Monday, March 12, 2007

The Illusionist

five out of ten

This is a story similar to Prestige in that it follows the life of a man trained in the art of illusions. Jessica Biel plays his love interest, a wealthy woman engaged to an arrogant but important man. The lead Edward Norton has performed in great films such as "Fight Club" but this was not his best film. It was almost as though he was exhausted and couldn't care less, in it just to pay his electric bill. Jessica Biel however I think really wanted to act well, but she just does not fit what you have in mind of a turn of the century young lady. Her face, her figure, her demeanor all exude the here and now, not the long ago, and no amount of period era clothing can disguise that.

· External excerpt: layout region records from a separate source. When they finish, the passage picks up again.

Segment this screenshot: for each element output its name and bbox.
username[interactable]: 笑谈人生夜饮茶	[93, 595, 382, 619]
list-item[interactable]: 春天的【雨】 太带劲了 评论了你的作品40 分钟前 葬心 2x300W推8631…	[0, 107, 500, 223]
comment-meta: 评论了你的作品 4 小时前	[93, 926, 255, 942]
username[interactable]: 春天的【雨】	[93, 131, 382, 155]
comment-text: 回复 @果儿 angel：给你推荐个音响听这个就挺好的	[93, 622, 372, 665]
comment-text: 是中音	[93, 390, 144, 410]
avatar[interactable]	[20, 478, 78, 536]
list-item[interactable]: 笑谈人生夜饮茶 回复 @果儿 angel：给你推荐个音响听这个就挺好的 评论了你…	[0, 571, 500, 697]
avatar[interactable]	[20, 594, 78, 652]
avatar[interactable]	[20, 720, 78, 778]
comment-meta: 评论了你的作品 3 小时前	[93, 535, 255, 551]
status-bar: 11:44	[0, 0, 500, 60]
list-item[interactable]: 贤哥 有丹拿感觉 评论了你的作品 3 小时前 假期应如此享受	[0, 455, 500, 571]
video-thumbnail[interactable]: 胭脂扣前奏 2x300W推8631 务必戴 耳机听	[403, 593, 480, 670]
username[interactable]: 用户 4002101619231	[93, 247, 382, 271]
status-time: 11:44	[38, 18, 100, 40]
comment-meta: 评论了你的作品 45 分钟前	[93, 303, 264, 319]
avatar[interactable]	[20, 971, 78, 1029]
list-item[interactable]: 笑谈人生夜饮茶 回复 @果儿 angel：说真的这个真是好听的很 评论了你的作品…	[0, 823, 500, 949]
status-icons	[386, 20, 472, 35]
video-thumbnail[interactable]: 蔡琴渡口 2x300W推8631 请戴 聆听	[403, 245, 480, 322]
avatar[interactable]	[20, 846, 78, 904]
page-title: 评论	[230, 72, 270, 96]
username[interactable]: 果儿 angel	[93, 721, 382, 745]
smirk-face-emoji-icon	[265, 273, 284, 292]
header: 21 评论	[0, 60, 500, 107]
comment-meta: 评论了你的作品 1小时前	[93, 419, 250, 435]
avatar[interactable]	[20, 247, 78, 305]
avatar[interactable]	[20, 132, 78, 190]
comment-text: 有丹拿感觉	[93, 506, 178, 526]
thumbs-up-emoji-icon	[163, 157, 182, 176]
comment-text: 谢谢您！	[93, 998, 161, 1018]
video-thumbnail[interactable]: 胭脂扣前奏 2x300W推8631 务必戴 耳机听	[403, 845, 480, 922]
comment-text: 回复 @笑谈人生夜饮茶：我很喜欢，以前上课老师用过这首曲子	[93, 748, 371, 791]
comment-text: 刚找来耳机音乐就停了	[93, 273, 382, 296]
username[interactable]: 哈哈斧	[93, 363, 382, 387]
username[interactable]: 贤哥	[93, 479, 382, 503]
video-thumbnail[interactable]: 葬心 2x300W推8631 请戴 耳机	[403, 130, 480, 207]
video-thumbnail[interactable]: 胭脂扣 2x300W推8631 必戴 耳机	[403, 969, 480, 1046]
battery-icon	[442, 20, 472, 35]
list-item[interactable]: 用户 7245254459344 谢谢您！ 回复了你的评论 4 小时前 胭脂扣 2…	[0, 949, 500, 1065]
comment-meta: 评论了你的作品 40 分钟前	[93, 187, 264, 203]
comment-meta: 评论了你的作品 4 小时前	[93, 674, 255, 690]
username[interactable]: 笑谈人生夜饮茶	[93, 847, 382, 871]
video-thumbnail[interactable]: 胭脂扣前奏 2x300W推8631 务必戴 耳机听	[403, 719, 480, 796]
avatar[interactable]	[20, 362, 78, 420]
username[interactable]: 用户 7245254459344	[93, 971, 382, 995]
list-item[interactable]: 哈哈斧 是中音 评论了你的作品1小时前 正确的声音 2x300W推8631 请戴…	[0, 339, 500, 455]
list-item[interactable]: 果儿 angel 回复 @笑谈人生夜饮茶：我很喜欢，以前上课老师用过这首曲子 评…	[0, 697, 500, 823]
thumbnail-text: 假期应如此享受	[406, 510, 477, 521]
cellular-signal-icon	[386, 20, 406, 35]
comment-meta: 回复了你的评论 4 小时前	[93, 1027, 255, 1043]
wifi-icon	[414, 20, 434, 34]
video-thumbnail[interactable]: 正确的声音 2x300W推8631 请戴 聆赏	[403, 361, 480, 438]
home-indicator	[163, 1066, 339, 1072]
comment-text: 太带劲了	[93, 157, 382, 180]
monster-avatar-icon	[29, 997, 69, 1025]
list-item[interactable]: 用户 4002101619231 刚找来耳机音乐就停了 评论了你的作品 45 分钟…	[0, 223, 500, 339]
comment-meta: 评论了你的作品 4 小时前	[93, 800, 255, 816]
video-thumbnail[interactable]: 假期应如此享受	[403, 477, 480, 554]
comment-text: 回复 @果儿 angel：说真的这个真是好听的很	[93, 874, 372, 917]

Since Prestige is so similar yet ten steps better than this flick, I can use it to explain my disdan for Illusionist. Illusionist is a short story. One topic explored to exhaustion while Prestige was an array of things. Both have riddles and mysteries you are trying to solve. Both involve love. Both involve magic. Yet one manages to offer depth and perspective while the other (Illusionist) simply tells one simple story and then is done with it because it is has done its job and hopefully a box office smash will come forth from its clever riddle. For me, not quite.

Sunday, March 04, 2007

The Prestige

seven out of ten

This is a suspense story following the lives of two magicians, once partners, now sworn enemies after a fateful day when a tragic event inspired closing the heart of one magician towards the other forever. Their animosity turns to obsession as they both move up and down the theatre circuit trying to learn one another's secrets.

I liked the movie because it kept my attention and it was like a riddle that you were trying to solve. The magic tricks (save one which will be obvious) are all real ones that have been developed and done. I watched it twice because the second go around makes you understand it better.

Its good, not amazing or fabulous, but worth a rental.